Сид ждала объяснений. Вздернула бровь.
– Чего?
– Так чем ты занимаешься-то? Заучиваешь «пи» наизусть?
– Ничем.
– Ага, – сказала она. – Понятно.
Он захлопнул ноутбук.
– И часто ты ходишь обедать в пивные? – спросила она.
– Только когда хочу тишины и покоя.
– Тишины и покоя? – покачала она головой. – Это здесь-то? Ну-ну. – Она посмотрела на часы. – Ладно, раз ты цел и невредим, я пошла обратно.
– Ты действительно скопировала файлы Хобдена?
Это было одним из наставлений С. Ч. «Масса вопросов остаются без ответа потому, что никому не приходит в голову их задать».
– Я уже говорила.
– Скажи еще раз.
Она вздохнула:
– У него неизменный распорядок. Кофе каждое утро, всегда в одном и том же кафе. Первым делом выкладывает содержимое карманов на столик. В том числе и флешку. – Она помолчала, ожидая реакции, но не дождалась. – Я опрокинула его кофе, устроила переполох. Пока он ходил за тряпкой, я подменила флешку и скопировала файлы на ноутбук. А потом поменяла флешки обратно. – Она сделала паузу. – На тот самый ноутбук, который ты доставил в Риджентс-Парк.
– Ты смотрела файлы?
– Нет, естественно.
Есть разные способы определить, лжет человек или нет. Например, направление взгляда. Вверх и влево – вспоминает. Вверх и вправо – придумывает. Сид смотрела Риверу прямо в глаза. А значит, не лгала. Либо делала это мастерски. В конце концов, она прошла те же курсы подготовки, что и он.
– Хорошо, значит…
Но она уже вышла.
Он тряхнул головой и вернулся к ноутбуку. Пяти минут оказалось достаточно, чтобы убедиться, что содержимое всех файлов одинаковое: бесконечные вереницы цифр, складывающиеся в одну бескрайнюю окружность. Если отбросить предположение, что Хобден занимался вычислением «пи» до каких-то доселе невиданных величин, то вряд ли эти файлы могли вызвать интерес Риджентс-Парка. Таким образом, либо Хобден был конченым параноиком и специально выкладывал напоказ фальшивую флешку с якобы резервными копиями секретных файлов, либо Сид отлила пулю.
Либо тут велась еще какая-то игра, о которой Ривер не имел представления.
Похоже, так оно и было. Очень и очень похоже…
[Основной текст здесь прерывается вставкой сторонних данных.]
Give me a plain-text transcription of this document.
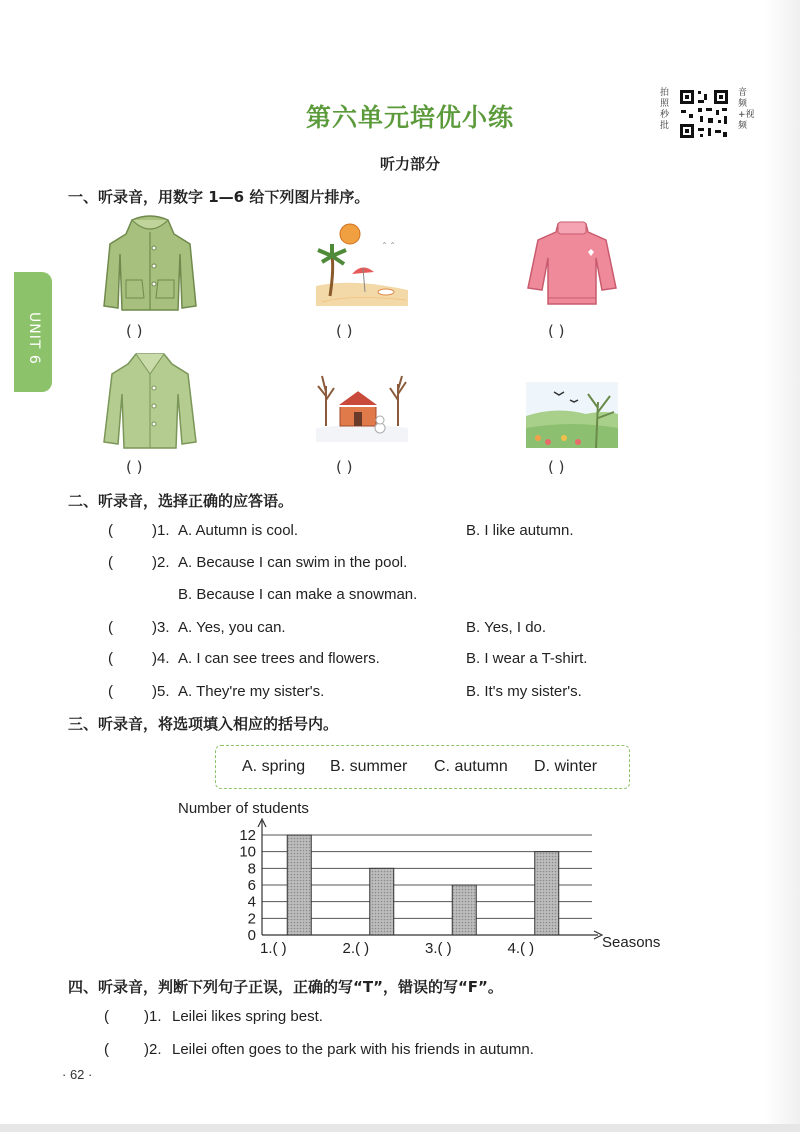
第六单元培优小练
听力部分
拍照秒批
音频+视频
UNIT 6
一、听录音，用数字 1—6 给下列图片排序。
( )
ˆ ˆ
( )	( )
( )	( )	( )
二、听录音，选择正确的应答语。
(	)1. A. Autumn is cool.	B. I like autumn.
(	)2. A. Because I can swim in the pool.
B. Because I can make a snowman.
(	)3. A. Yes, you can.	B. Yes, I do.
(	)4. A. I can see trees and flowers.	B. I wear a T-shirt.
(	)5. A. They're my sister's.	B. It's my sister's.
三、听录音，将选项填入相应的括号内。
A. spring B. summer C. autumn D. winter
Number of students
0
2
4
6
8
10
12
1.( )	2.( )	3.( )	4.( )	Seasons
四、听录音，判断下列句子正误，正确的写“T”，错误的写“F”。
( )1. Leilei likes spring best.
( )2. Leilei often goes to the park with his friends in autumn.
· 62 ·
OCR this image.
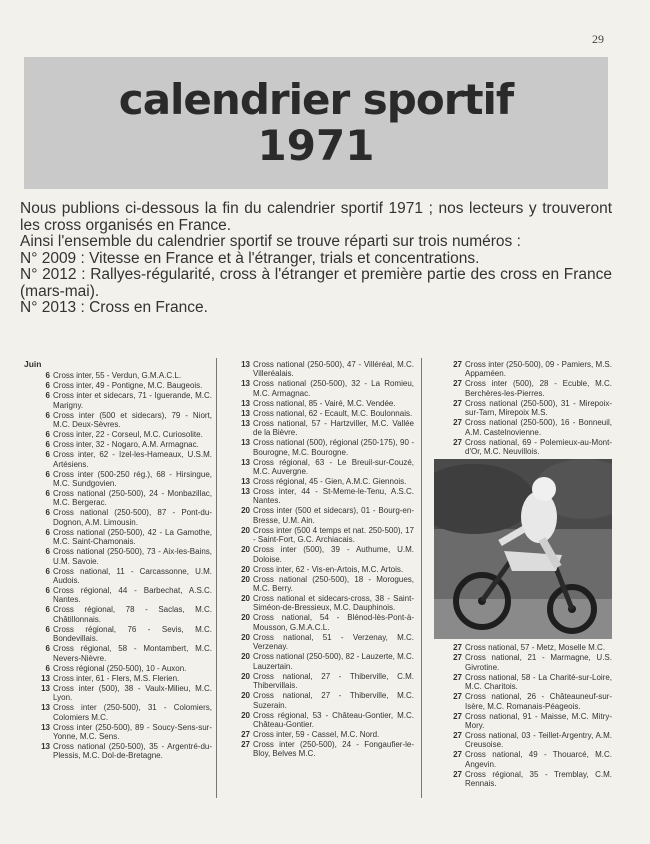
29
calendrier sportif
1971

Nous publions ci-dessous la fin du calendrier sportif 1971 ; nos lecteurs y trouveront les cross organisés en France.

Ainsi l'ensemble du calendrier sportif se trouve réparti sur trois numéros :

N° 2009 : Vitesse en France et à l'étranger, trials et concentrations.

N° 2012 : Rallyes-régularité, cross à l'étranger et première partie des cross en France (mars-mai).

N° 2013 : Cross en France.

Juin
6 Cross inter, 55 - Verdun, G.M.A.C.L.
6 Cross inter, 49 - Pontigne, M.C. Baugeois.
6 Cross inter et sidecars, 71 - Iguerande, M.C. Marigny.
6 Cross inter (500 et sidecars), 79 - Niort, M.C. Deux-Sèvres.
6 Cross inter, 22 - Corseul, M.C. Curiosolite.
6 Cross inter, 32 - Nogaro, A.M. Armagnac.
6 Cross inter, 62 - Izel-les-Hameaux, U.S.M. Artésiens.
6 Cross inter (500-250 rég.), 68 - Hirsingue, M.C. Sundgovien.
6 Cross national (250-500), 24 - Monbazillac, M.C. Bergerac.
6 Cross national (250-500), 87 - Pont-du-Dognon, A.M. Limousin.
6 Cross national (250-500), 42 - La Gamothe, M.C. Saint-Chamonais.
6 Cross national (250-500), 73 - Aix-les-Bains, U.M. Savoie.
6 Cross national, 11 - Carcassonne, U.M. Audois.
6 Cross régional, 44 - Barbechat, A.S.C. Nantes.
6 Cross régional, 78 - Saclas, M.C. Châtillonnais.
6 Cross régional, 76 - Sevis, M.C. Bondevillais.
6 Cross régional, 58 - Montambert, M.C. Nevers-Nièvre.
6 Cross régional (250-500), 10 - Auxon.
13 Cross inter, 61 - Flers, M.S. Flerien.
13 Cross inter (500), 38 - Vaulx-Milieu, M.C. Lyon.
13 Cross inter (250-500), 31 - Colomiers, Colomiers M.C.
13 Cross inter (250-500), 89 - Soucy-Sens-sur-Yonne, M.C. Sens.
13 Cross national (250-500), 35 - Argentré-du-Plessis, M.C. Dol-de-Bretagne.
13 Cross national (250-500), 47 - Villéréal, M.C. Villeréalais.
13 Cross national (250-500), 32 - La Romieu, M.C. Armagnac.
13 Cross national, 85 - Vairé, M.C. Vendée.
13 Cross national, 62 - Ecault, M.C. Boulonnais.
13 Cross national, 57 - Hartzviller, M.C. Vallée de la Bièvre.
13 Cross national (500), régional (250-175), 90 - Bourogne, M.C. Bourogne.
13 Cross régional, 63 - Le Breuil-sur-Couzé, M.C. Auvergne.
13 Cross régional, 45 - Gien, A.M.C. Giennois.
13 Cross inter, 44 - St-Meme-le-Tenu, A.S.C. Nantes.
20 Cross inter (500 et sidecars), 01 - Bourg-en-Bresse, U.M. Ain.
20 Cross inter (500 4 temps et nat. 250-500), 17 - Saint-Fort, G.C. Archiacais.
20 Cross inter (500), 39 - Authume, U.M. Doloise.
20 Cross inter, 62 - Vis-en-Artois, M.C. Artois.
20 Cross national (250-500), 18 - Morogues, M.C. Berry.
20 Cross national et sidecars-cross, 38 - Saint-Siméon-de-Bressieux, M.C. Dauphinois.
20 Cross national, 54 - Blénod-lès-Pont-à-Mousson, G.M.A.C.L.
20 Cross national, 51 - Verzenay, M.C. Verzenay.
20 Cross national (250-500), 82 - Lauzerte, M.C. Lauzertain.
20 Cross national, 27 - Thiberville, C.M. Thibervillais.
20 Cross national, 27 - Thiberville, M.C. Suzerain.
20 Cross régional, 53 - Château-Gontier, M.C. Château-Gontier.
27 Cross inter, 59 - Cassel, M.C. Nord.
27 Cross inter (250-500), 24 - Fongaufier-le-Bloy, Belves M.C.
27 Cross inter (250-500), 09 - Pamiers, M.S. Appaméen.
27 Cross inter (500), 28 - Ecuble, M.C. Berchères-les-Pierres.
27 Cross national (250-500), 31 - Mirepoix-sur-Tarn, Mirepoix M.S.
27 Cross national (250-500), 16 - Bonneuil, A.M. Castelnovienne.
27 Cross national, 69 - Polemieux-au-Mont-d'Or, M.C. Neuvillois.
27 Cross national, 57 - Metz, Moselle M.C.
27 Cross national, 21 - Marmagne, U.S. Givrotine.
27 Cross national, 58 - La Charité-sur-Loire, M.C. Charitois.
27 Cross national, 26 - Châteauneuf-sur-Isère, M.C. Romanais-Péageois.
27 Cross national, 91 - Maisse, M.C. Mitry-Mory.
27 Cross national, 03 - Teillet-Argentry, A.M. Creusoise.
27 Cross national, 49 - Thouarcé, M.C. Angevin.
27 Cross régional, 35 - Tremblay, C.M. Rennais.
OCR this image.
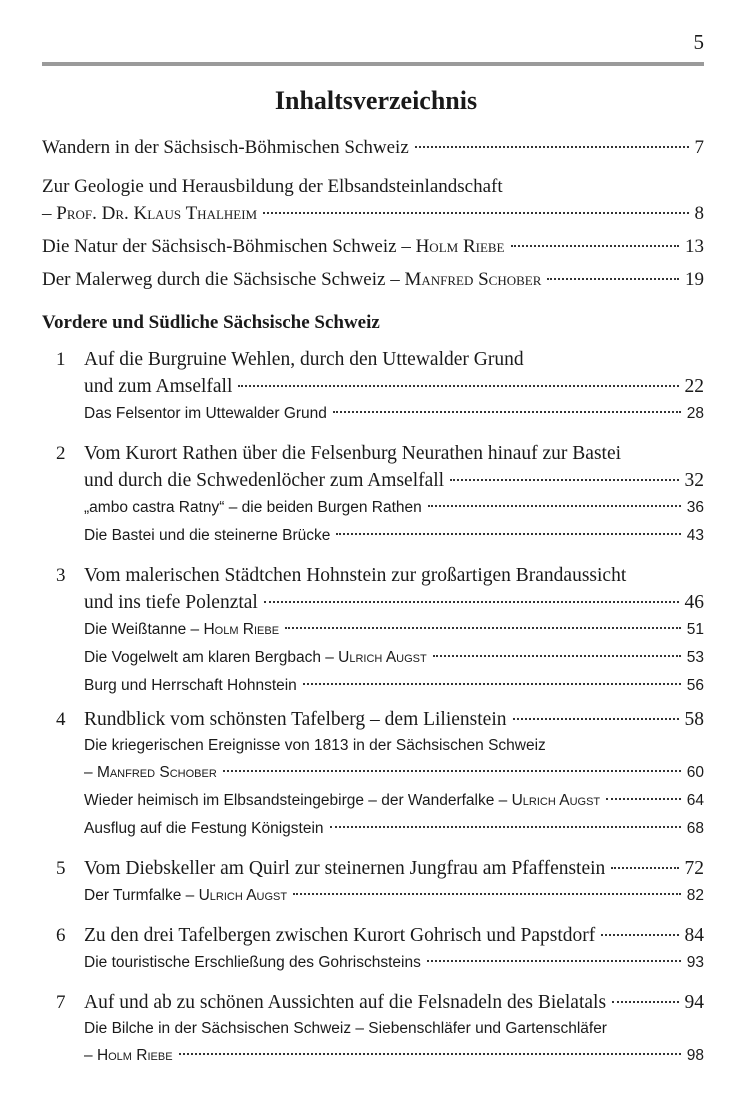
5
Inhaltsverzeichnis
Wandern in der Sächsisch-Böhmischen Schweiz	7
Zur Geologie und Herausbildung der Elbsandsteinlandschaft
– Prof. Dr. Klaus Thalheim	8
Die Natur der Sächsisch-Böhmischen Schweiz – Holm Riebe	13
Der Malerweg durch die Sächsische Schweiz – Manfred Schober	19
Vordere und Südliche Sächsische Schweiz
1 Auf die Burgruine Wehlen, durch den Uttewalder Grund
und zum Amselfall	22
Das Felsentor im Uttewalder Grund	28
2 Vom Kurort Rathen über die Felsenburg Neurathen hinauf zur Bastei
und durch die Schwedenlöcher zum Amselfall	32
„ambo castra Ratny“ – die beiden Burgen Rathen	36
Die Bastei und die steinerne Brücke	43
3 Vom malerischen Städtchen Hohnstein zur großartigen Brandaussicht
und ins tiefe Polenztal	46
Die Weißtanne – Holm Riebe	51
Die Vogelwelt am klaren Bergbach – Ulrich Augst	53
Burg und Herrschaft Hohnstein	56
4 Rundblick vom schönsten Tafelberg – dem Lilienstein	58
Die kriegerischen Ereignisse von 1813 in der Sächsischen Schweiz
– Manfred Schober	60
Wieder heimisch im Elbsandsteingebirge – der Wanderfalke – Ulrich Augst	64
Ausflug auf die Festung Königstein	68
5 Vom Diebskeller am Quirl zur steinernen Jungfrau am Pfaffenstein	72
Der Turmfalke – Ulrich Augst	82
6 Zu den drei Tafelbergen zwischen Kurort Gohrisch und Papstdorf	84
Die touristische Erschließung des Gohrischsteins	93
7 Auf und ab zu schönen Aussichten auf die Felsnadeln des Bielatals	94
Die Bilche in der Sächsischen Schweiz – Siebenschläfer und Gartenschläfer
– Holm Riebe	98
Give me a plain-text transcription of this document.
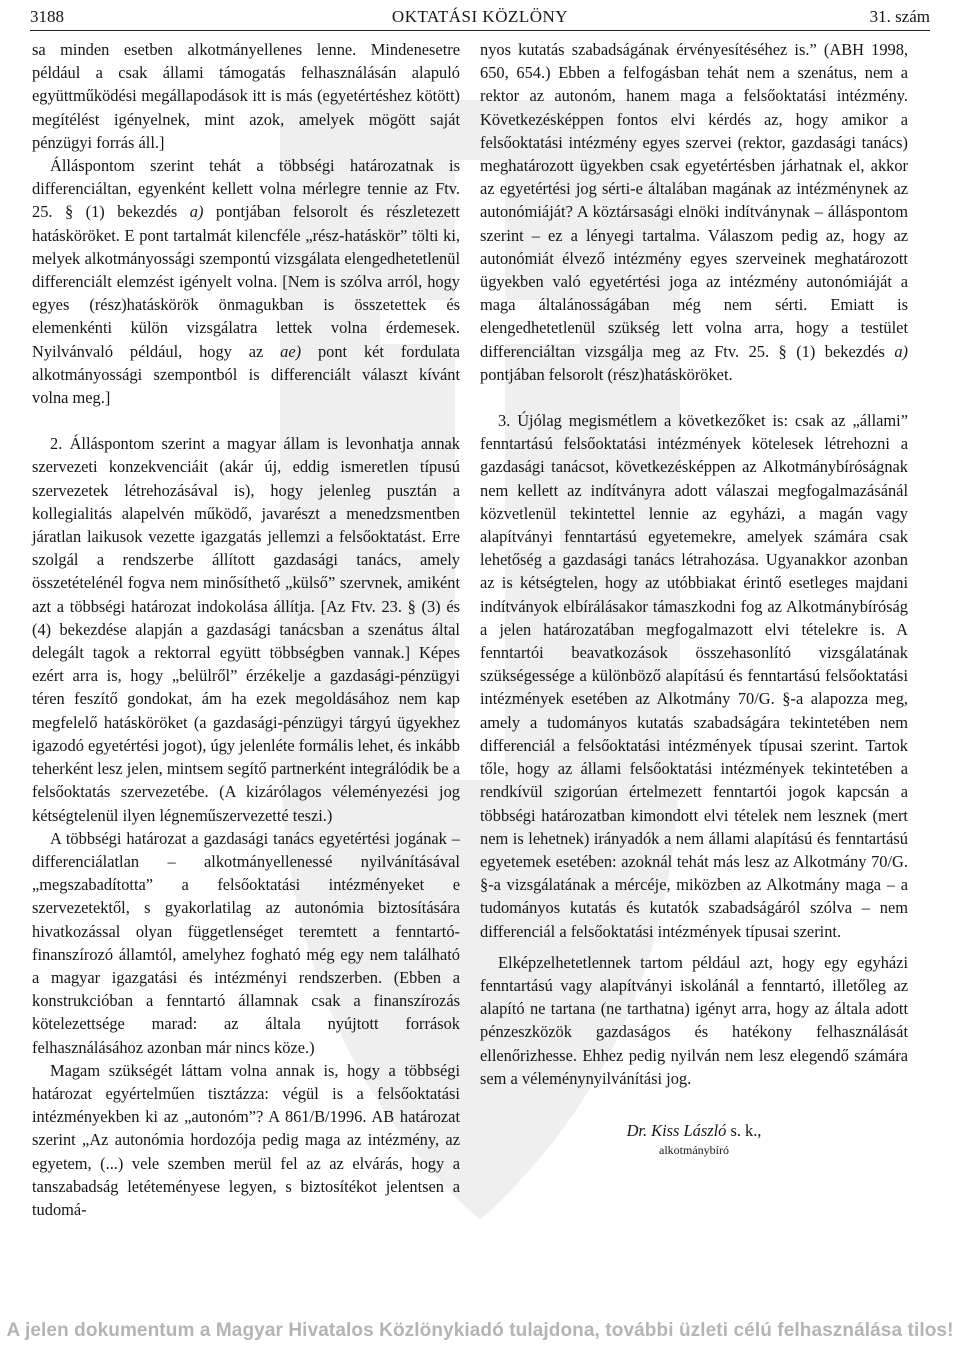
3188	OKTATÁSI KÖZLÖNY	31. szám

sa minden esetben alkotmányellenes lenne. Mindenesetre például a csak állami támogatás felhasználásán alapuló együttműködési megállapodások itt is más (egyetértéshez kötött) megítélést igényelnek, mint azok, amelyek mögött saját pénzügyi forrás áll.]

Álláspontom szerint tehát a többségi határozatnak is differenciáltan, egyenként kellett volna mérlegre tennie az Ftv. 25. § (1) bekezdés a) pontjában felsorolt és részletezett hatásköröket. E pont tartalmát kilencféle „rész-hatáskör” tölti ki, melyek alkotmányossági szempontú vizsgálata elengedhetetlenül differenciált elemzést igényelt volna. [Nem is szólva arról, hogy egyes (rész)hatáskörök önmagukban is összetettek és elemenkénti külön vizsgálatra lettek volna érdemesek. Nyilvánvaló például, hogy az ae) pont két fordulata alkotmányossági szempontból is differenciált választ kívánt volna meg.]

2. Álláspontom szerint a magyar állam is levonhatja annak szervezeti konzekvenciáit (akár új, eddig ismeretlen típusú szervezetek létrehozásával is), hogy jelenleg pusztán a kollegialitás alapelvén működő, javarészt a menedzsmentben járatlan laikusok vezette igazgatás jellemzi a felsőoktatást. Erre szolgál a rendszerbe állított gazdasági tanács, amely összetételénél fogva nem minősíthető „külső” szervnek, amiként azt a többségi határozat indokolása állítja. [Az Ftv. 23. § (3) és (4) bekezdése alapján a gazdasági tanácsban a szenátus által delegált tagok a rektorral együtt többségben vannak.] Képes ezért arra is, hogy „belülről” érzékelje a gazdasági-pénzügyi téren feszítő gondokat, ám ha ezek megoldásához nem kap megfelelő hatásköröket (a gazdasági-pénzügyi tárgyú ügyekhez igazodó egyetértési jogot), úgy jelenléte formális lehet, és inkább teherként lesz jelen, mintsem segítő partnerként integrálódik be a felsőoktatás szervezetébe. (A kizárólagos véleményezési jog kétségtelenül ilyen légneműszervezetté teszi.)

A többségi határozat a gazdasági tanács egyetértési jogának – differenciálatlan – alkotmányellenessé nyilvánításával „megszabadította” a felsőoktatási intézményeket e szervezetektől, s gyakorlatilag az autonómia biztosítására hivatkozással olyan függetlenséget teremtett a fenntartó-finanszírozó államtól, amelyhez fogható még egy nem található a magyar igazgatási és intézményi rendszerben. (Ebben a konstrukcióban a fenntartó államnak csak a finanszírozás kötelezettsége marad: az általa nyújtott források felhasználásához azonban már nincs köze.)

Magam szükségét láttam volna annak is, hogy a többségi határozat egyértelműen tisztázza: végül is a felsőoktatási intézményekben ki az „autonóm”? A 861/B/1996. AB határozat szerint „Az autonómia hordozója pedig maga az intézmény, az egyetem, (...) vele szemben merül fel az az elvárás, hogy a tanszabadság letéteményese legyen, s biztosítékot jelentsen a tudomá-

nyos kutatás szabadságának érvényesítéséhez is.” (ABH 1998, 650, 654.) Ebben a felfogásban tehát nem a szenátus, nem a rektor az autonóm, hanem maga a felsőoktatási intézmény. Következésképpen fontos elvi kérdés az, hogy amikor a felsőoktatási intézmény egyes szervei (rektor, gazdasági tanács) meghatározott ügyekben csak egyetértésben járhatnak el, akkor az egyetértési jog sérti-e általában magának az intézménynek az autonómiáját? A köztársasági elnöki indítványnak – álláspontom szerint – ez a lényegi tartalma. Válaszom pedig az, hogy az autonómiát élvező intézmény egyes szerveinek meghatározott ügyekben való egyetértési joga az intézmény autonómiáját a maga általánosságában még nem sérti. Emiatt is elengedhetetlenül szükség lett volna arra, hogy a testület differenciáltan vizsgálja meg az Ftv. 25. § (1) bekezdés a) pontjában felsorolt (rész)hatásköröket.

3. Újólag megismétlem a következőket is: csak az „állami” fenntartású felsőoktatási intézmények kötelesek létrehozni a gazdasági tanácsot, következésképpen az Alkotmánybíróságnak nem kellett az indítványra adott válaszai megfogalmazásánál közvetlenül tekintettel lennie az egyházi, a magán vagy alapítványi fenntartású egyetemekre, amelyek számára csak lehetőség a gazdasági tanács létrahozása. Ugyanakkor azonban az is kétségtelen, hogy az utóbbiakat érintő esetleges majdani indítványok elbírálásakor támaszkodni fog az Alkotmánybíróság a jelen határozatában megfogalmazott elvi tételekre is. A fenntartói beavatkozások összehasonlító vizsgálatának szükségessége a különböző alapítású és fenntartású felsőoktatási intézmények esetében az Alkotmány 70/G. §-a alapozza meg, amely a tudományos kutatás szabadságára tekintetében nem differenciál a felsőoktatási intézmények típusai szerint. Tartok tőle, hogy az állami felsőoktatási intézmények tekintetében a rendkívül szigorúan értelmezett fenntartói jogok kapcsán a többségi határozatban kimondott elvi tételek nem lesznek (mert nem is lehetnek) irányadók a nem állami alapítású és fenntartású egyetemek esetében: azoknál tehát más lesz az Alkotmány 70/G. §-a vizsgálatának a mércéje, miközben az Alkotmány maga – a tudományos kutatás és kutatók szabadságáról szólva – nem differenciál a felsőoktatási intézmények típusai szerint.

Elképzelhetetlennek tartom például azt, hogy egy egyházi fenntartású vagy alapítványi iskolánál a fenntartó, illetőleg az alapító ne tartana (ne tarthatna) igényt arra, hogy az általa adott pénzeszközök gazdaságos és hatékony felhasználását ellenőrizhesse. Ehhez pedig nyilván nem lesz elegendő számára sem a véleménynyilvánítási jog.

Dr. Kiss László s. k.,
alkotmánybíró

A jelen dokumentum a Magyar Hivatalos Közlönykiadó tulajdona, további üzleti célú felhasználása tilos!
Он отправился обратно в Слау-башню, покинув свой так и нетронутый сэндвич.
* * *
Здесь снова наблюдалось общее оживление. На лестничной площадке из кабинета Хо его окликнули Луиза Гай и Мин Харпер, поманили к себе, словно им не терпелось поделиться новостью еще с кем-то:
– Новое кино крутят.
– Новое?
– Новое, – подтвердил сидевший перед монитором Хо.
Остальные, включая Сид, толпились вокруг.
– Предыдущее было закольцованным отрезком, – сказал Хо. И хотя в голосе его не прозвучало никакой особой интонации, однако всем тут же стал очевиден подтекст: предыдущее было закольцованным отрезком, но никто, кроме него, этого не заметил. – Теперь крутят новый. Тоже по кругу.
Подавшись в сторону, пытаясь найти просвет между коллегами, Ривер наконец разглядел изображение на экране.
– И ты даже не поверишь… – сказал Струан Лой.
Но Ривер уже верил, потому что это было у него прямо перед глазами, на мониторе Хо: та же самая картинка, за одним исключением – на мальчишке не было мешка. Его лицо было прекрасно видно, но это было не то лицо, которое они рассчитывали увидеть.
– Это, однако, не означает, что это не исламисты, – сказал кто-то. – Я имею в виду захватчиков.
– Зависит от того, кто этот пацан.
– Наверняка окажется солдатиком. Британских вооруженных сил. Боец-мусульманин. Именно то, что им нужно.
– На солдата он не похож, – сказала Сид Бейкер.
Так оно и было. Он не был похож на солдата. Он выглядел нежным домашним мальчиком. Перепуганным насмерть. Разумеется, и солдата можно насмерть перепугать, но тут было что-то иное, что-то глубже: в чертах его словно налетом проступала та невинность, которую среди прочего из новобранцев выколачивают в первую очередь.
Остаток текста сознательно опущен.